XIV.

From that day Lorenzo, as he promised, ceased to manifest any interest in what I did in society. But this apparent confidence afforded me no pleasure. I remained painfully wounded at what had passed between us. I considered his suspicions even more humiliating than those of my father, and began to feel that the fault I had so greatly deplored had not merited so long and cruel a chastisement.

Moreover, I was only relieved from the anxiety caused by his vigilance to experience another which was soon to increase and reveal to me at last my true destiny. It did not, in fact, require a long time to discover that Lorenzo's new attitude was sometimes less like confidence than indifference. It frequently happened that I searched a long time for him in the different salons where we were accustomed to spend all our evenings, without being able to find him. One day I perceived him talking in a very animated manner with Mme. de B——, and, when I approached, I fancied there was a slight expression of displeasure in his face, which, though promptly concealed, was sufficient to cause me a painful sensation of embarrassment.

When we were alone, however, I found him unchanged. His manner towards me had lost nothing of its charm; he seemed as affectionate as ever, and yet an invisible barrier had risen between us, which was constantly increasing, and I began to experience a feeling of solitude that was especially painful in society, but from which I was nowhere completely exempt.

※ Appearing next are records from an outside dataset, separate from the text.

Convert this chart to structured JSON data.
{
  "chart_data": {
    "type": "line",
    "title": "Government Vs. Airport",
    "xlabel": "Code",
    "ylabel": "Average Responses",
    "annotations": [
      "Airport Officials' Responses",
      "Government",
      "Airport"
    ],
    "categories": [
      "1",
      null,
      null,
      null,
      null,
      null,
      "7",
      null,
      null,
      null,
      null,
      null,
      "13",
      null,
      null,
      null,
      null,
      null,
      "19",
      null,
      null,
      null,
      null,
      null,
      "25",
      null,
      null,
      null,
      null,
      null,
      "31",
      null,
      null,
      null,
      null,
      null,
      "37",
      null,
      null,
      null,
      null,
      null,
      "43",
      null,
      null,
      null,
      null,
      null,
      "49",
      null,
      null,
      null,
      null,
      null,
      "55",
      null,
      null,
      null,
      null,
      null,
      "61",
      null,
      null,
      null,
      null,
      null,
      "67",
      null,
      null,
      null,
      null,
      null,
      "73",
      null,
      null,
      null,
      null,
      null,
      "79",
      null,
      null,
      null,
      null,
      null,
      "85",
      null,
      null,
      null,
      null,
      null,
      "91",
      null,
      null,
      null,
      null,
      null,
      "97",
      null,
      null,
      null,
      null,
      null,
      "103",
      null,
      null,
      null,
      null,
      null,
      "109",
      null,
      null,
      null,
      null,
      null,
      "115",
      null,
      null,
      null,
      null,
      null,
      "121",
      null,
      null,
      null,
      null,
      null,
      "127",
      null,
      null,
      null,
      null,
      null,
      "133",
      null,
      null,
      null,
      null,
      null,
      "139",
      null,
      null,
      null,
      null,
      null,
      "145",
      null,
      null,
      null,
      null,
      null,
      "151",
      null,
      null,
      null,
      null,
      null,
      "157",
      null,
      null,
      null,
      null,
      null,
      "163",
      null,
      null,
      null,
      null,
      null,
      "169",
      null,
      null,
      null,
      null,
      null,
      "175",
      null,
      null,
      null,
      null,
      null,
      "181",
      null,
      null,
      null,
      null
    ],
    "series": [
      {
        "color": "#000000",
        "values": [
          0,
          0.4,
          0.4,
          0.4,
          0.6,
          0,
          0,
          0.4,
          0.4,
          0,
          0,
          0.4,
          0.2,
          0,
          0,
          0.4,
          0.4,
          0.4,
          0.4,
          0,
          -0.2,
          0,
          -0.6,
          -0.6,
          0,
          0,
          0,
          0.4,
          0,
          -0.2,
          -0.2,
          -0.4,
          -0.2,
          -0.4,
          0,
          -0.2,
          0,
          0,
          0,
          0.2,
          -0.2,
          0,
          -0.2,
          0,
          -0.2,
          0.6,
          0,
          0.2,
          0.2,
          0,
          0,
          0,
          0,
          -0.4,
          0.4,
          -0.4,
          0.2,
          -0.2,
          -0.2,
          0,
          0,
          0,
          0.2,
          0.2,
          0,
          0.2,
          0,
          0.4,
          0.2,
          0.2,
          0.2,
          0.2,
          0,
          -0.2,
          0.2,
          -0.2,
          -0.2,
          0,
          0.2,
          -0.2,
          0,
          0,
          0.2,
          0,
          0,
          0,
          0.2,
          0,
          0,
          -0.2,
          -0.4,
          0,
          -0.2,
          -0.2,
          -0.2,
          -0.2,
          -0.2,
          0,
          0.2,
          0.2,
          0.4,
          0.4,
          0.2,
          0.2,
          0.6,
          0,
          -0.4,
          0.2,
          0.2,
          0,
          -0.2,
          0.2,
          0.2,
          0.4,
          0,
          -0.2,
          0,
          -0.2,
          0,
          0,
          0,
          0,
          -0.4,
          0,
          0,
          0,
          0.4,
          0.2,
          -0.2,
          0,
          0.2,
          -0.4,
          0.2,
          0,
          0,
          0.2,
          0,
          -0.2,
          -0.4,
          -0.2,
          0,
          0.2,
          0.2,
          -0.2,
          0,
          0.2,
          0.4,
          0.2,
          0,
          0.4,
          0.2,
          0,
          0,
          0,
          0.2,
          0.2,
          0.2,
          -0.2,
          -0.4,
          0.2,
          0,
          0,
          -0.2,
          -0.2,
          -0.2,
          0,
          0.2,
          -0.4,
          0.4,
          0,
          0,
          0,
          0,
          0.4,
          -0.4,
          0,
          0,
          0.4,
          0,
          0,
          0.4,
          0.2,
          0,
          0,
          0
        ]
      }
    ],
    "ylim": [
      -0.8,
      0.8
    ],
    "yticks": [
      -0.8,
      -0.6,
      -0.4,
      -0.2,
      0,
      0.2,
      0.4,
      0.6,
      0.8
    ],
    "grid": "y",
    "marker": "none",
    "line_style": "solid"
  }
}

But the success of my first appearance in the world had now given way to that of fashion. The arrival of some foreign prince, whose name I no longer remember, prolonged the gay season at Paris this year, and one reunion succeeded another as if it were carnival time. There was not one to which I was not invited, and, though an undeniable need of rest began to overpower the feverish activity that for some time had come over me, I was unable to stop, for I began to perceive that a quiet, tranquil life was insupportable to Lorenzo unless in his studio. Out of that, he wished to be incessantly in motion, and, as he could not now seriously resume his artist life, he gave himself up entirely to that of the world, and was not yet indifferent to the pleasure of having me accompany him.

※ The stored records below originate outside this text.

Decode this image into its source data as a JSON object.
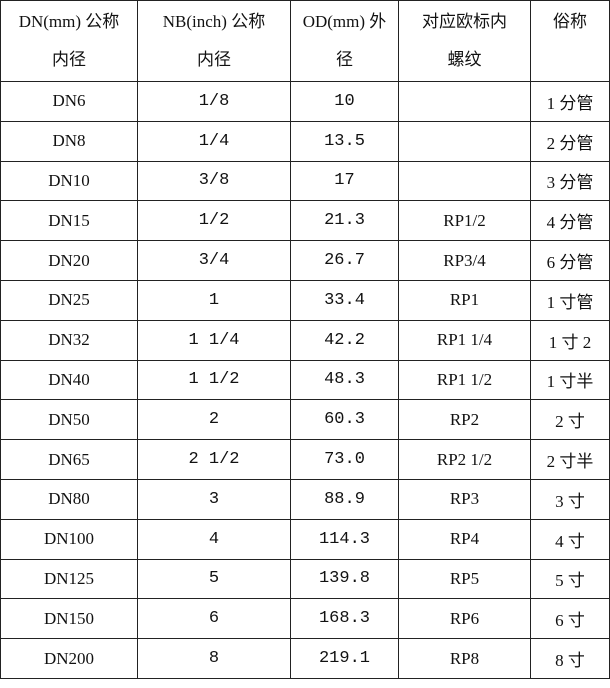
{
  "headers": [
    [
      "DN(mm) 公称",
      "内径"
    ],
    [
      "NB(inch) 公称",
      "内径"
    ],
    [
      "OD(mm) 外",
      "径"
    ],
    [
      "对应欧标内",
      "螺纹"
    ],
    [
      "俗称",
      ""
    ]
  ],
  "rows": [
    [
      "DN6",
      "1/8",
      "10",
      "",
      "1 分管"
    ],
    [
      "DN8",
      "1/4",
      "13.5",
      "",
      "2 分管"
    ],
    [
      "DN10",
      "3/8",
      "17",
      "",
      "3 分管"
    ],
    [
      "DN15",
      "1/2",
      "21.3",
      "RP1/2",
      "4 分管"
    ],
    [
      "DN20",
      "3/4",
      "26.7",
      "RP3/4",
      "6 分管"
    ],
    [
      "DN25",
      "1",
      "33.4",
      "RP1",
      "1 寸管"
    ],
    [
      "DN32",
      "1 1/4",
      "42.2",
      "RP1 1/4",
      "1 寸 2"
    ],
    [
      "DN40",
      "1 1/2",
      "48.3",
      "RP1 1/2",
      "1 寸半"
    ],
    [
      "DN50",
      "2",
      "60.3",
      "RP2",
      "2 寸"
    ],
    [
      "DN65",
      "2 1/2",
      "73.0",
      "RP2 1/2",
      "2 寸半"
    ],
    [
      "DN80",
      "3",
      "88.9",
      "RP3",
      "3 寸"
    ],
    [
      "DN100",
      "4",
      "114.3",
      "RP4",
      "4 寸"
    ],
    [
      "DN125",
      "5",
      "139.8",
      "RP5",
      "5 寸"
    ],
    [
      "DN150",
      "6",
      "168.3",
      "RP6",
      "6 寸"
    ],
    [
      "DN200",
      "8",
      "219.1",
      "RP8",
      "8 寸"
    ]
  ]
}
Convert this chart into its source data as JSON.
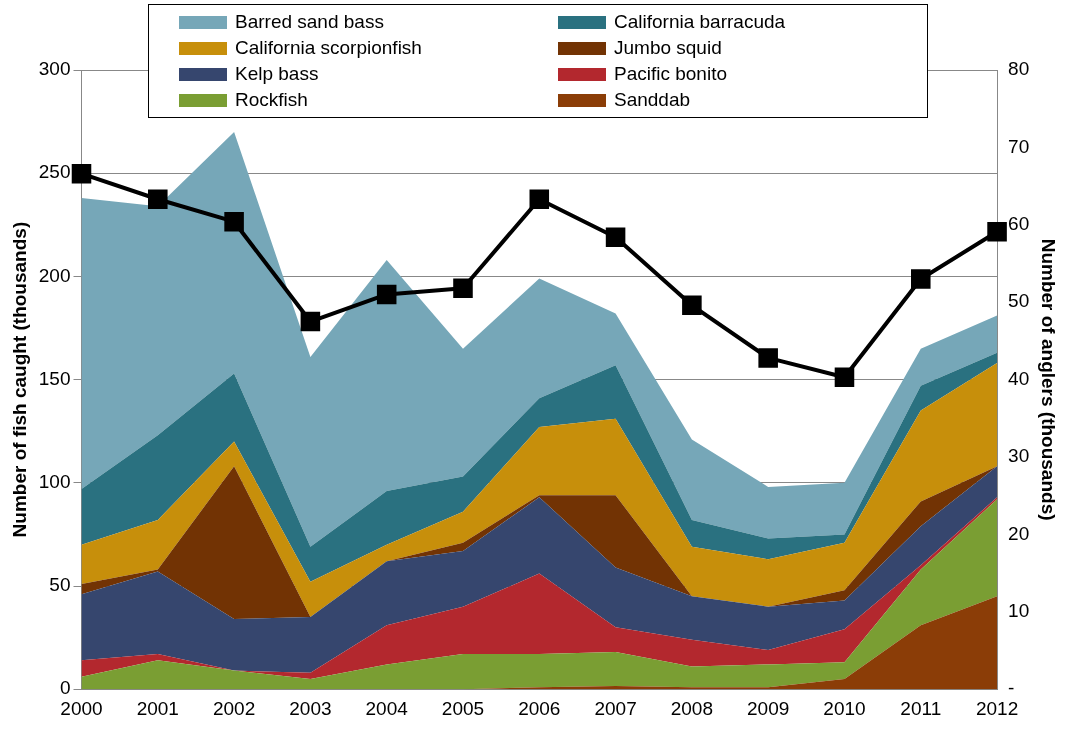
{
  "chart_data": {
    "type": "area",
    "stacked": true,
    "categories": [
      "2000",
      "2001",
      "2002",
      "2003",
      "2004",
      "2005",
      "2006",
      "2007",
      "2008",
      "2009",
      "2010",
      "2011",
      "2012"
    ],
    "ylabel": "Number of fish caught (thousands)",
    "y2label": "Number of anglers (thousands)",
    "ylim": [
      0,
      300
    ],
    "yticks": [
      0,
      50,
      100,
      150,
      200,
      250,
      300
    ],
    "y2lim": [
      0,
      80
    ],
    "y2ticks": [
      {
        "value": 0,
        "label": "-"
      },
      10,
      20,
      30,
      40,
      50,
      60,
      70,
      80
    ],
    "grid": "y",
    "legend": "top",
    "series": [
      {
        "name": "Sanddab",
        "color": "#8b3d07",
        "values": [
          0,
          0,
          0,
          0,
          0,
          0,
          1,
          1.5,
          1,
          1,
          5,
          31,
          45
        ]
      },
      {
        "name": "Rockfish",
        "color": "#7a9e33",
        "values": [
          6,
          14,
          9,
          5,
          12,
          17,
          16,
          16.5,
          10,
          11,
          8,
          27,
          47
        ]
      },
      {
        "name": "Pacific bonito",
        "color": "#b3282e",
        "values": [
          8,
          3,
          0,
          3,
          19,
          23,
          39,
          12,
          13,
          7,
          16,
          2,
          1
        ]
      },
      {
        "name": "Kelp bass",
        "color": "#36466e",
        "values": [
          32,
          40,
          25,
          27,
          31,
          27,
          37,
          29,
          21,
          21,
          14,
          19,
          15
        ]
      },
      {
        "name": "Jumbo squid",
        "color": "#723304",
        "values": [
          5,
          1,
          74,
          0,
          0,
          4,
          1,
          35,
          0,
          0,
          5,
          12,
          0
        ]
      },
      {
        "name": "California scorpionfish",
        "color": "#c78f0b",
        "values": [
          19,
          24,
          12,
          17,
          8,
          15,
          33,
          37,
          24,
          23,
          23,
          44,
          50
        ]
      },
      {
        "name": "California barracuda",
        "color": "#2a7180",
        "values": [
          27,
          41,
          33,
          17,
          26,
          17,
          14,
          26,
          13,
          10,
          4,
          12,
          5
        ]
      },
      {
        "name": "Barred sand bass",
        "color": "#76a7b8",
        "values": [
          141,
          111,
          117,
          92,
          112,
          62,
          58,
          25,
          39,
          25,
          25,
          18,
          18
        ]
      },
      {
        "type": "line",
        "axis": "y2",
        "color": "#000000",
        "marker": "square",
        "line_style": "solid",
        "values": [
          66.6,
          63.3,
          60.4,
          47.5,
          51.0,
          51.8,
          63.3,
          58.4,
          49.6,
          42.8,
          40.3,
          53.0,
          59.1
        ]
      }
    ]
  }
}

It was therefore impossible for me to extricate myself from the giddy round of which I had grown so weary, and I sometimes envied those who were satisfied with the mere pleasure of attracting attention. I felt astonished then, and I still am, at the wonderful part played by vanity in these gayeties, which are so different to those who participate in them from what they seem to the crowd who are excluded. The music, the dancing, the splendid apartments, the gayety of youth requisite to enjoy all this, and, to crown the whole, the pleasure of meeting those who are dear, are the chief attractions and keenest enjoyments which cause those who have the power of exhausting them to be envied by all who are deprived of them. If this were really all, such a life would be ennobled to a certain degree in my eyes, for its dangers and its pleasures would at least be commensurate with the love and the disapprobation of which they are the object. But the seductions of the world consist chiefly in the satisfaction of eclipsing others, and the intoxication it causes is almost always produced, not by the pleasure it gives, but by the vanity of those who mingle in it. This seems strange when we reflect upon it, and we can see, without rising very high, that not only happiness, but pleasure, and even amusement, can find a better source; and consequently those who really possess these envied blessings are the people who are supposed to be the most debarred from them.

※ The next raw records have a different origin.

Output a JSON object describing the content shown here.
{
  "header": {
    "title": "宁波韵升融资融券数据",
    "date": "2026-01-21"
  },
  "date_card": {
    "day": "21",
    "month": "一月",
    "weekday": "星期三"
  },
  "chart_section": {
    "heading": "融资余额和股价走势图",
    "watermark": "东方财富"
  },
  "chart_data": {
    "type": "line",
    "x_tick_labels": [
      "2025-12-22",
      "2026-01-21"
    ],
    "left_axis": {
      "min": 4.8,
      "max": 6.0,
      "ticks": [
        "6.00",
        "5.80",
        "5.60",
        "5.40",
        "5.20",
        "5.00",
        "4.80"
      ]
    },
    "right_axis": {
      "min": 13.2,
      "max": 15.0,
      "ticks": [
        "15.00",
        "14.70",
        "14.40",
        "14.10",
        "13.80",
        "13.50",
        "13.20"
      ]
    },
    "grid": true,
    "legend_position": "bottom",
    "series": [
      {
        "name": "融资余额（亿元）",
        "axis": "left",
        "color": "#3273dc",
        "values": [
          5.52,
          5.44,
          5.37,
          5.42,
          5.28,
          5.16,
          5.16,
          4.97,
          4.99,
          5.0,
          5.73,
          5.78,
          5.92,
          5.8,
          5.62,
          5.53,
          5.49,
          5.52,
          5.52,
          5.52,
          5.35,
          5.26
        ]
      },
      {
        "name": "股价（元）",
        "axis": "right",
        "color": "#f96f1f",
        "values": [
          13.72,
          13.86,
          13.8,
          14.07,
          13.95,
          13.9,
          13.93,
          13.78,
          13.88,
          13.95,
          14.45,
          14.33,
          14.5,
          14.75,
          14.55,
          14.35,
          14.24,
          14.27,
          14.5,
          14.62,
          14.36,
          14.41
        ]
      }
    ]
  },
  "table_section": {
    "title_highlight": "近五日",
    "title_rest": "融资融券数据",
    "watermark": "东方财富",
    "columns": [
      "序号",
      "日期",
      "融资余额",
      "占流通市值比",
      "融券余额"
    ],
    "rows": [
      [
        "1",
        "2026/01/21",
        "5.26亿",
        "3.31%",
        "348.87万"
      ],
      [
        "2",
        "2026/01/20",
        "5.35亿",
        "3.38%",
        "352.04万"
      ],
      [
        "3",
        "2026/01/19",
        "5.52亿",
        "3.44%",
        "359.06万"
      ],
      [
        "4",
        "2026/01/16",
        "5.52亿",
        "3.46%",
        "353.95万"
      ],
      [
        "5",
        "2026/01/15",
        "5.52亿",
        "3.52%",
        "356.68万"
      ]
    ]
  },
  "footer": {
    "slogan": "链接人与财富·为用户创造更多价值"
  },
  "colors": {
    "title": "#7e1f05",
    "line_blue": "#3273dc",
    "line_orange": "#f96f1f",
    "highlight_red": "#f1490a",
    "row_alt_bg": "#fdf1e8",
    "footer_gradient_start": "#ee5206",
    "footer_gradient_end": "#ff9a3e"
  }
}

As for me, I was no longer light-hearted, but I tried to appear so in society; for the sad expression I could not always disguise had excited some observations that wounded my pride.

“What! the fair Ginevra really melancholy?” said Lando Landi, sitting down beside me one evening at a concert, and speaking in the familiar tone authorized by his relationship, but which was none the less displeasing. “I have always denied it, because you are so invariably cheerful when I see you out of this everlasting din, as I do every day. I only supposed you a little weary of so gay a life—a thing conceivable, even in your case, for one gets tired of everything, even of turning people's heads; but this evening you really have the air of a tragic muse.”

“I am a little fatigued, that is all.”